For AI-assisted workflows, the combination of TypeScript and tools like GitHub Copilot or Cursor means you get autocomplete that understands your types, refactoring that doesn't break contracts, and generated code that passes type checks before you even run it.

The TypeScript compiler itself is open source and actively maintained. The repository on GitHub contains twelve years of design discussions, feature proposals, and bug fixes—all searchable, all public. If you want to understand how a language evolves in the open, it's a masterclass.

The Bottom Line

Use TypeScript if you're building anything larger than a weekend prototype, especially if you're using AI coding tools. The type system catches errors that LLMs miss, and the tooling ecosystem is now the default for modern JavaScript development. Skip it if you're writing throwaway scripts or working in environments where JavaScript is mandated and you can't control the build pipeline.
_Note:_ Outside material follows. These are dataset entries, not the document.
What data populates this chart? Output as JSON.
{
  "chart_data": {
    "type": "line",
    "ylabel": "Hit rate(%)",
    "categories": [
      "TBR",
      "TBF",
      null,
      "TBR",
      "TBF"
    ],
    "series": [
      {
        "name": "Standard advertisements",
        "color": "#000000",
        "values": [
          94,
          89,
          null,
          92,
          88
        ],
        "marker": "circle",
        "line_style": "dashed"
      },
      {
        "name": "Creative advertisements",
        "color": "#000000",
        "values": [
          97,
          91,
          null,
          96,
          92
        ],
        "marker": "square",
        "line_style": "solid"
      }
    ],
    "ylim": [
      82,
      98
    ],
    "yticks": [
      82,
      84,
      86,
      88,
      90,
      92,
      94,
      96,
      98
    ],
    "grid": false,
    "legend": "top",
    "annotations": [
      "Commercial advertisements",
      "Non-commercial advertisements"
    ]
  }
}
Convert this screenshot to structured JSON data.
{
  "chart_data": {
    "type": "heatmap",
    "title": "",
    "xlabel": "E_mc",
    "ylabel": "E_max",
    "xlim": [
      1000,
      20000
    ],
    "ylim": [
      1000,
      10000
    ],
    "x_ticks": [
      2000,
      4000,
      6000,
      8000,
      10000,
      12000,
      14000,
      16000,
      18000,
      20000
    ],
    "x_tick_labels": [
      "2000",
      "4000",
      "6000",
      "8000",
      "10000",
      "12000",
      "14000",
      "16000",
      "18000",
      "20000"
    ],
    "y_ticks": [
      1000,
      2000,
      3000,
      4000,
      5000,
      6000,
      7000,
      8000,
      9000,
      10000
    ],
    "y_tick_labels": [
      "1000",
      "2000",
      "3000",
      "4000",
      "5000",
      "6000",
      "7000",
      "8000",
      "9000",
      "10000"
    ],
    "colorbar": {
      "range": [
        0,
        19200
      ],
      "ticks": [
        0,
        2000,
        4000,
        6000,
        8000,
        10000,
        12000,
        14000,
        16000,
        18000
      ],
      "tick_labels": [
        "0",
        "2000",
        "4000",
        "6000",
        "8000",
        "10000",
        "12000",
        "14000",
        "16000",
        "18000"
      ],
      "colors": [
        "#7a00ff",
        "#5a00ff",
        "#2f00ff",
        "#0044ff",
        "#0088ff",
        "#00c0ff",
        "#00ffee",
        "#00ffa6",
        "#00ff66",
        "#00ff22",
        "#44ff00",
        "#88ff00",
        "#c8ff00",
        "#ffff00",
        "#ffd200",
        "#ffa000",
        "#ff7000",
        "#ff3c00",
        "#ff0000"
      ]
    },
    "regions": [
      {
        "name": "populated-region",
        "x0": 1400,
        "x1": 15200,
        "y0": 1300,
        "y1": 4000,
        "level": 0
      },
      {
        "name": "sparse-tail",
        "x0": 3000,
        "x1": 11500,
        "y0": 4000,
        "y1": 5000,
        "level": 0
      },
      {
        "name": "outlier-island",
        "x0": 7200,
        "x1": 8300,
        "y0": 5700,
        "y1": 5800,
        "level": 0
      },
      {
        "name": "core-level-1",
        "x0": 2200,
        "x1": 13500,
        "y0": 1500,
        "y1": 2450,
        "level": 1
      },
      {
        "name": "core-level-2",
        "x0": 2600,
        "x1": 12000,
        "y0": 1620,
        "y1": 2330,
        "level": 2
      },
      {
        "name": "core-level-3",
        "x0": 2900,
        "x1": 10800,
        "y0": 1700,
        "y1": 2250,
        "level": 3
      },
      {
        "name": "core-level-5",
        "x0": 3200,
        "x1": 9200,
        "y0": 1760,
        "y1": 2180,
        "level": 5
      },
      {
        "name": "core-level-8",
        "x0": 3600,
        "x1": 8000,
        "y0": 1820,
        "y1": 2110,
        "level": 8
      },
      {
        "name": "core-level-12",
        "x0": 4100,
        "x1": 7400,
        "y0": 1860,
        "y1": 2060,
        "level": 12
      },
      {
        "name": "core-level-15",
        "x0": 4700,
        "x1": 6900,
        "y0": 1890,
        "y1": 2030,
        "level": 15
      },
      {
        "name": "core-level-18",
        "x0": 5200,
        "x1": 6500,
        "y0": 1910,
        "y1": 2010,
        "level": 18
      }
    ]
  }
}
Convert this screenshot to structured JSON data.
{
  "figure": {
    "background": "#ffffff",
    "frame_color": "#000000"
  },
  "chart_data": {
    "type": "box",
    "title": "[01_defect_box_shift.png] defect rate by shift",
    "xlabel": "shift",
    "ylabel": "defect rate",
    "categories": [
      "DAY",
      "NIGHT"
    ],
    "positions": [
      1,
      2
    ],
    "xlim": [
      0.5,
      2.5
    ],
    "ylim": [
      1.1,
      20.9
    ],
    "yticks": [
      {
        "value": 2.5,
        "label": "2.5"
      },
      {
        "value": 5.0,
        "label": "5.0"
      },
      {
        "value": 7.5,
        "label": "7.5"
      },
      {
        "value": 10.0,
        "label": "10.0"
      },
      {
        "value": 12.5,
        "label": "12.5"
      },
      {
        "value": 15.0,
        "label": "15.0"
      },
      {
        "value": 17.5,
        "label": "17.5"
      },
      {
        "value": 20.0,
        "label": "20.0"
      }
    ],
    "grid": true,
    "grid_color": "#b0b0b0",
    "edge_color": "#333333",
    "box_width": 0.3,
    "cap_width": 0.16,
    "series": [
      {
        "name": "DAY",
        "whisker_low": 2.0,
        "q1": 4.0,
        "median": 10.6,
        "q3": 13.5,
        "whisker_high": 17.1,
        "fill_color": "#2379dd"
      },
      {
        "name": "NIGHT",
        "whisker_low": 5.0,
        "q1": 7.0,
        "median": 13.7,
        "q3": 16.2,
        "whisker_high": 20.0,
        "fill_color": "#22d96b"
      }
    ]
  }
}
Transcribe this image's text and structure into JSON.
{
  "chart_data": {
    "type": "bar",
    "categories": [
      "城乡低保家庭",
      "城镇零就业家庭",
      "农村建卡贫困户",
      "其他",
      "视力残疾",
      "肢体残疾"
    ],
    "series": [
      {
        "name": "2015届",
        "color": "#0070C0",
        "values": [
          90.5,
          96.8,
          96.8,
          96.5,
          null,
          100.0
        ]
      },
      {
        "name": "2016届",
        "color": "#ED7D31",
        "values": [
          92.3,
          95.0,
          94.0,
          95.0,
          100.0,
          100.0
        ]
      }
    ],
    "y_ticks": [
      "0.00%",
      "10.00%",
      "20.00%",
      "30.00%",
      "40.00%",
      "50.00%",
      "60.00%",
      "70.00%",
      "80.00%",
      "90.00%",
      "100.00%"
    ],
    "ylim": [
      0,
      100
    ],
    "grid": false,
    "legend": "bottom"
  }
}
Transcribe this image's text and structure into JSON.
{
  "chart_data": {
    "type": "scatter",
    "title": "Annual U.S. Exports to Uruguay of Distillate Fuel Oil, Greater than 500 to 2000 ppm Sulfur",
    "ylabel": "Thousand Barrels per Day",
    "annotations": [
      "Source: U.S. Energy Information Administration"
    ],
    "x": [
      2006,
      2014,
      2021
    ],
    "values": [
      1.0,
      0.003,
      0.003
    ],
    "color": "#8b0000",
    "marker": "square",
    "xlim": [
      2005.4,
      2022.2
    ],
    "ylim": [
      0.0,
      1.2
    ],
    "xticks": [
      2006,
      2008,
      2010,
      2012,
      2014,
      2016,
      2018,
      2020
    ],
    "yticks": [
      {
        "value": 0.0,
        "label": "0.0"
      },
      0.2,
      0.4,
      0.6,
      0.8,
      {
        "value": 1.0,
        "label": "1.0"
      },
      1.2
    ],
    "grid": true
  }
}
The real opportunity here isn't just adopting a typed language. It's understanding that the shift toward TypeScript reflects a deeper change: code is now written by both humans and machines, and the languages that win are the ones that make that collaboration safe. TypeScript didn't become the most-used language on GitHub by accident. It became the default because it makes complex software simpler to reason about—whether you're the one writing it or an AI agent is.

The risk of ignoring this shift is shipping codebases that are brittle, hard to refactor, and incompatible with the AI-assisted workflows that are now standard practice. TypeScript isn't a trend. It's the new baseline.